The Captain's Wife by Douglas Kelley
The mark of a good book to me is one that I can learn from. This book is the true story of a wife who had to take over her husband's clipper ship when he became ill and had to deal with a very man's world, with the strength and cunning of a female. I picked this up at a used book sale and I think it will be well worth it.
Mornings on Horseback - by David McCullough
I am a huge David McCullough fan. Period. Theodore Roosevelt's story fascinates me, especially after seeing his face on Mt. Rushmore this past summer. I'm looking forward to learning more about him as a person and not just as a figure head.
50 Children: One Ordinary American Couple's Extraordinary Rescue Mission into the Heart of Nazi Germany - Steven Pressman
Even though I haven't read this, yet, I am completely intrigued by it. A story of love and sacrifice and hope and unbearable pain. Could I send my children off if I knew it was the only way? Would I? Unfathomable.

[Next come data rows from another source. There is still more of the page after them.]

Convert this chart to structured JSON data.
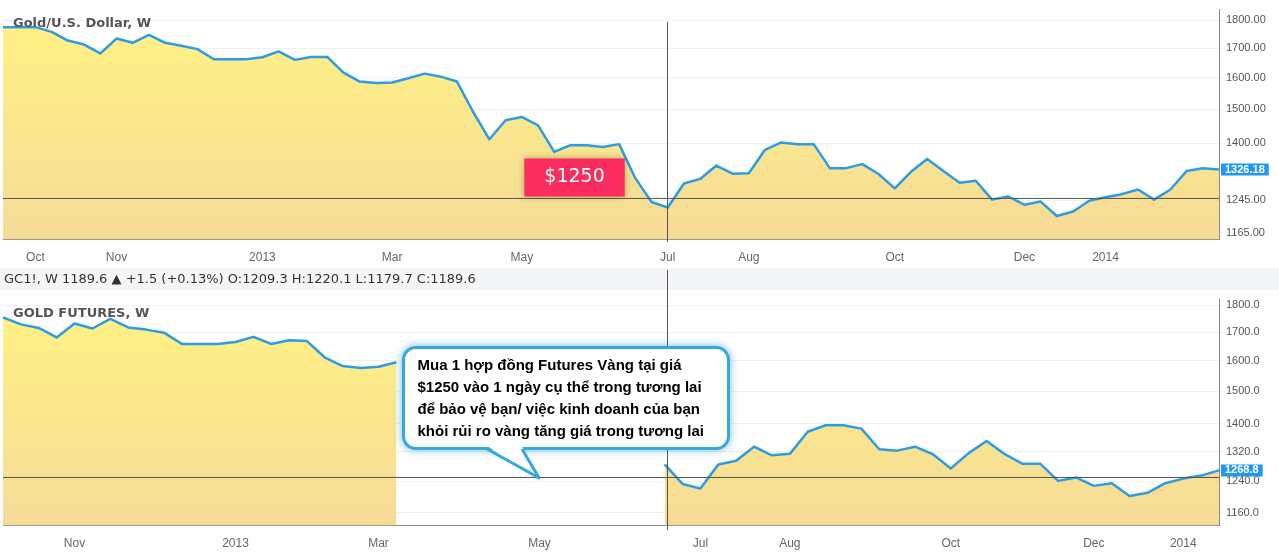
{
  "chart_data": [
    {
      "type": "area",
      "title": "Gold/U.S. Dollar, W",
      "categories": [
        null,
        null,
        "Oct",
        null,
        null,
        null,
        null,
        "Nov",
        null,
        null,
        null,
        null,
        null,
        null,
        null,
        null,
        "2013",
        null,
        null,
        null,
        null,
        null,
        null,
        null,
        "Mar",
        null,
        null,
        null,
        null,
        null,
        null,
        null,
        "May",
        null,
        null,
        null,
        null,
        null,
        null,
        null,
        null,
        "Jul",
        null,
        null,
        null,
        null,
        "Aug",
        null,
        null,
        null,
        null,
        null,
        null,
        null,
        null,
        "Oct",
        null,
        null,
        null,
        null,
        null,
        null,
        null,
        "Dec",
        null,
        null,
        null,
        null,
        "2014",
        null,
        null,
        null,
        null,
        null,
        null,
        null
      ],
      "series": [
        {
          "color": "#2e9be6",
          "values": [
            1775,
            1775,
            1775,
            1758,
            1727,
            1713,
            1682,
            1734,
            1719,
            1747,
            1719,
            1709,
            1697,
            1662,
            1662,
            1662,
            1669,
            1689,
            1660,
            1670,
            1670,
            1617,
            1588,
            1583,
            1585,
            1599,
            1614,
            1604,
            1588,
            1492,
            1411,
            1467,
            1477,
            1452,
            1375,
            1394,
            1394,
            1389,
            1397,
            1303,
            1241,
            1227,
            1289,
            1301,
            1337,
            1315,
            1316,
            1381,
            1402,
            1397,
            1397,
            1330,
            1330,
            1341,
            1314,
            1276,
            1320,
            1355,
            1322,
            1291,
            1296,
            1247,
            1255,
            1234,
            1242,
            1206,
            1217,
            1244,
            1253,
            1261,
            1273,
            1247,
            1273,
            1322,
            1330,
            1326.18
          ]
        }
      ],
      "log": true,
      "ylim": [
        1149,
        1840
      ],
      "yticks": [
        {
          "value": 1800,
          "label": "1800.00"
        },
        {
          "value": 1700,
          "label": "1700.00"
        },
        {
          "value": 1600,
          "label": "1600.00"
        },
        {
          "value": 1500,
          "label": "1500.00"
        },
        {
          "value": 1400,
          "label": "1400.00"
        },
        {
          "value": 1245,
          "label": "1245.00"
        },
        {
          "value": 1165,
          "label": "1165.00"
        }
      ],
      "grid": "y",
      "marker": "none",
      "ref_lines": [
        {
          "axis": "y",
          "value": 1250,
          "label": "$1250"
        }
      ],
      "annotations": [
        "1326.18"
      ]
    },
    {
      "type": "area",
      "title": "GOLD FUTURES, W",
      "subtitle": "GC1!, W 1189.6 ▲ +1.5 (+0.13%) O:1209.3 H:1220.1 L:1179.7 C:1189.6",
      "categories": [
        null,
        null,
        null,
        null,
        "Nov",
        null,
        null,
        null,
        null,
        null,
        null,
        null,
        null,
        "2013",
        null,
        null,
        null,
        null,
        null,
        null,
        null,
        "Mar",
        null,
        null,
        null,
        null,
        null,
        null,
        null,
        null,
        "May",
        null,
        null,
        null,
        null,
        null,
        null,
        null,
        null,
        "Jul",
        null,
        null,
        null,
        null,
        "Aug",
        null,
        null,
        null,
        null,
        null,
        null,
        null,
        null,
        "Oct",
        null,
        null,
        null,
        null,
        null,
        null,
        null,
        "Dec",
        null,
        null,
        null,
        null,
        "2014",
        null,
        null
      ],
      "series": [
        {
          "color": "#2e9be6",
          "values": [
            1754,
            1728,
            1715,
            1681,
            1731,
            1713,
            1748,
            1717,
            1709,
            1698,
            1658,
            1658,
            1658,
            1665,
            1683,
            1658,
            1671,
            1668,
            1611,
            1582,
            1576,
            1580,
            1595,
            null,
            null,
            null,
            null,
            null,
            null,
            null,
            null,
            null,
            null,
            null,
            null,
            null,
            null,
            1285,
            1233,
            1221,
            1285,
            1295,
            1334,
            1310,
            1314,
            1377,
            1396,
            1396,
            1386,
            1327,
            1323,
            1334,
            1313,
            1274,
            1316,
            1350,
            1314,
            1287,
            1287,
            1241,
            1250,
            1228,
            1235,
            1202,
            1210,
            1235,
            1247,
            1255,
            1268.8
          ]
        }
      ],
      "log": true,
      "ylim": [
        1129,
        1821
      ],
      "yticks": [
        {
          "value": 1800,
          "label": "1800.0"
        },
        {
          "value": 1700,
          "label": "1700.0"
        },
        {
          "value": 1600,
          "label": "1600.0"
        },
        {
          "value": 1500,
          "label": "1500.0"
        },
        {
          "value": 1400,
          "label": "1400.0"
        },
        {
          "value": 1320,
          "label": "1320.0"
        },
        {
          "value": 1240,
          "label": "1240.0"
        },
        {
          "value": 1160,
          "label": "1160.0"
        }
      ],
      "grid": "y",
      "marker": "none",
      "ref_lines": [
        {
          "axis": "y",
          "value": 1250
        }
      ],
      "annotations": [
        {
          "text": "Mua 1 hợp đồng Futures Vàng tại giá $1250 vào 1 ngày cụ thể trong tương lai để bảo vệ bạn/ việc kinh doanh của bạn khỏi rủi ro vàng tăng giá trong tương lai",
          "x": "May",
          "y": 1250
        },
        "1268.8"
      ]
    }
  ]
}
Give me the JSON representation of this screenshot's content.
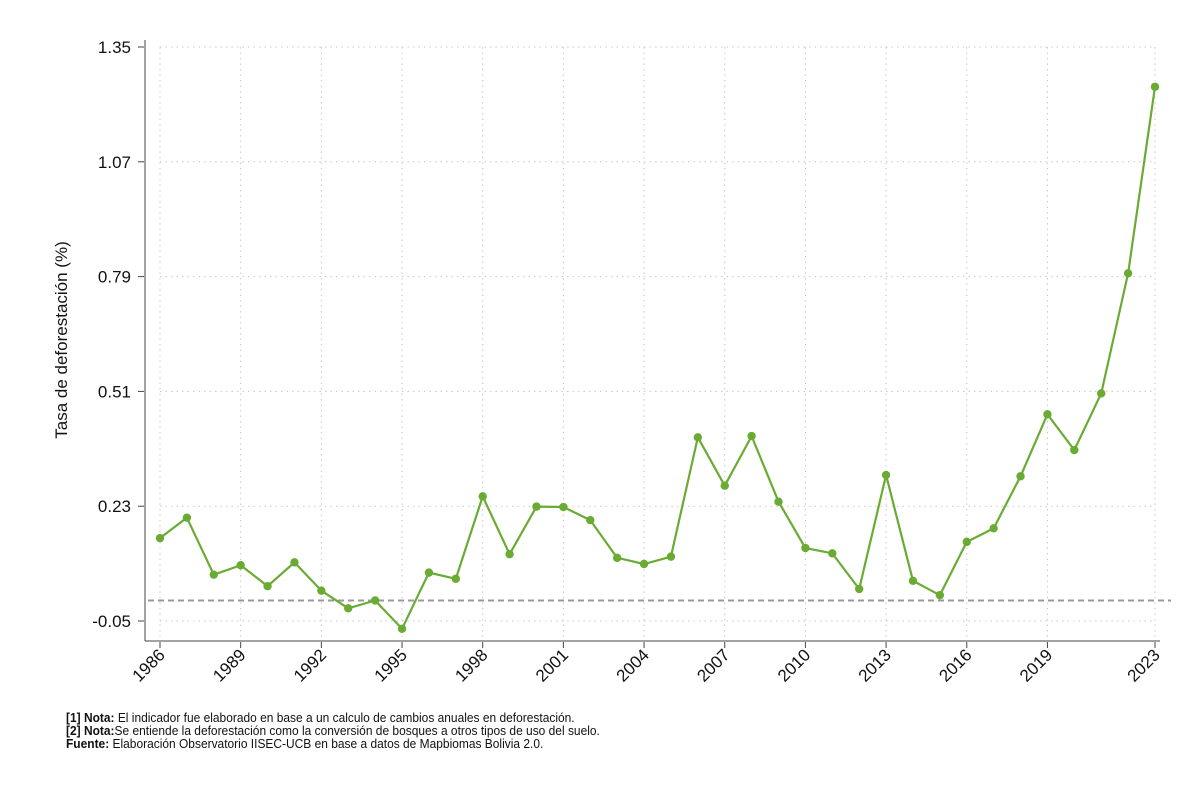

The American Heiress - by Daisy Goodwin
Oh, my, oh, my, oh, my. I am so excited about this book. A sweet friend who knows my adoration of Downton Abbey recommended this to me and I can't wait to dive in. It's set in the 1880s in England when cash-poor English nobility cast their eyes over the pond looking for young wealthy American heiresses. Sounds intriguing, yes?
So I didn't make it through the whole list. I don't think I'll ever have every book that I want to read read and back on the shelf. It's like my Amazon wishlist. I take one thing off and add three more. Like my backside, it seems to constantly be growing.
At least books don't contain calories.